There were Russians staunchly defending reunification with the motherland, Ukrainians staunchly condemning it and one or two folk such as me staunchly advising caution, don’t get involved and don’t blame me if it all goes tits up. Will it go tits up? Does Putin now have his sights on taking over all of the Ukraine and then heading for the Baltic states before turning south and making for Czechoslovakia as some are seriously


suggesting? Will the West (for which, of course, read the US, some in the EU and the UK – voices from France, Italy, Spain, Ireland and the rest have been so quiet you could hear a pin drop) really risk damaging their exports by imposing real sanctions? Or will be see a blanket ban on the import of Russian nesting dolls and serious cuts on the import of Caspian Sea caviar, but little else? We’ve already had stern words and I fear they could yet get sterner – that should learn the Ruskies: never trust a man in a fur hat carrying a bottle of vodka.

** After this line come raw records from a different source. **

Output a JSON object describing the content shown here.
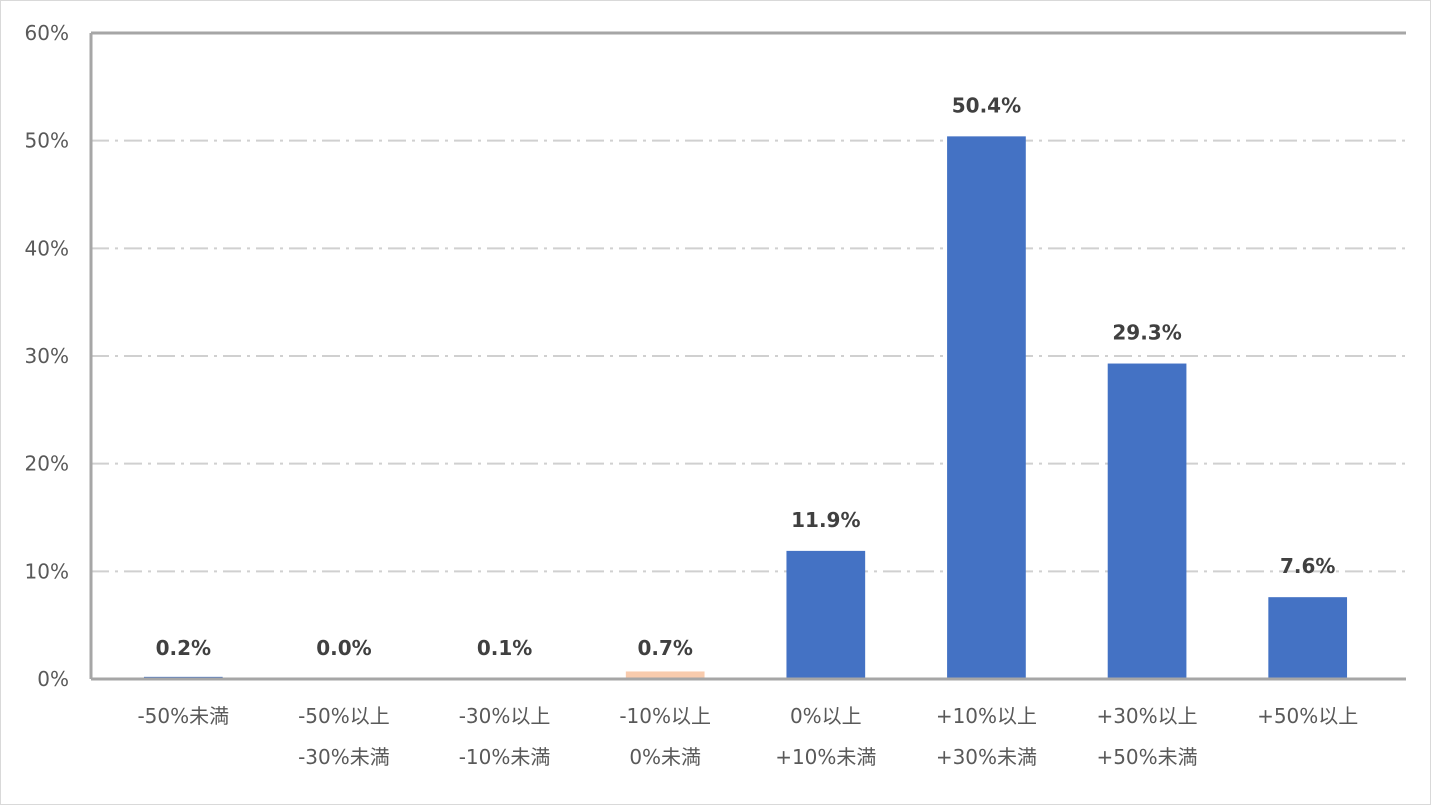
{
  "chart_data": {
    "type": "bar",
    "title": "",
    "xlabel": "",
    "ylabel": "",
    "categories": [
      [
        "-50%未満"
      ],
      [
        "-50%以上",
        "-30%未満"
      ],
      [
        "-30%以上",
        "-10%未満"
      ],
      [
        "-10%以上",
        "0%未満"
      ],
      [
        "0%以上",
        "+10%未満"
      ],
      [
        "+10%以上",
        "+30%未満"
      ],
      [
        "+30%以上",
        "+50%未満"
      ],
      [
        "+50%以上"
      ]
    ],
    "values": [
      0.2,
      0.0,
      0.1,
      0.7,
      11.9,
      50.4,
      29.3,
      7.6
    ],
    "data_labels": [
      "0.2%",
      "0.0%",
      "0.1%",
      "0.7%",
      "11.9%",
      "50.4%",
      "29.3%",
      "7.6%"
    ],
    "bar_colors": [
      "#4472c4",
      "#4472c4",
      "#4472c4",
      "#f8cbad",
      "#4472c4",
      "#4472c4",
      "#4472c4",
      "#4472c4"
    ],
    "ylim": [
      0,
      60
    ],
    "yticks": [
      0,
      10,
      20,
      30,
      40,
      50,
      60
    ],
    "ytick_labels": [
      "0%",
      "10%",
      "20%",
      "30%",
      "40%",
      "50%",
      "60%"
    ],
    "grid": true,
    "legend": "none"
  }
}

As always, then, it’s all as clear as mud. If you want ‘international law’, you can have ‘international law’ until it is coming out of your arse. If you want ‘the people’s will’, ‘kinship’, ‘natural ties’, ‘democratic standards’, ‘serious reprisals’, ‘consequences’ and the rest, you can have those, too. For free. I’m one of those sneaky types that the West is on pretty shaky ground when it lectures other nations about the ‘international law’ and the rest: where, please tell me, were these hi’falutin notions when the US and the tagalong UK introduced ‘shock and awe’ to Iraq – around 136,000 innocents killed since 2003? Where in ‘international law’ is it laid down just how many drones you can send across the world to kill whoever you please as well as several hundred you didn’t actually meant to kill but, hey, these things happen?

All this might sound as though I am taking sides. I’m not. A plague on both their houses, I say. But it so happens I live in the West and whatever stupid ideas the leaders of ‘my side’ come up with might well have an impact on my life and, more importantly, my children’s lives. So a plague on both your houses is my position, admittedly not a useful one but at least, I hope and honest one.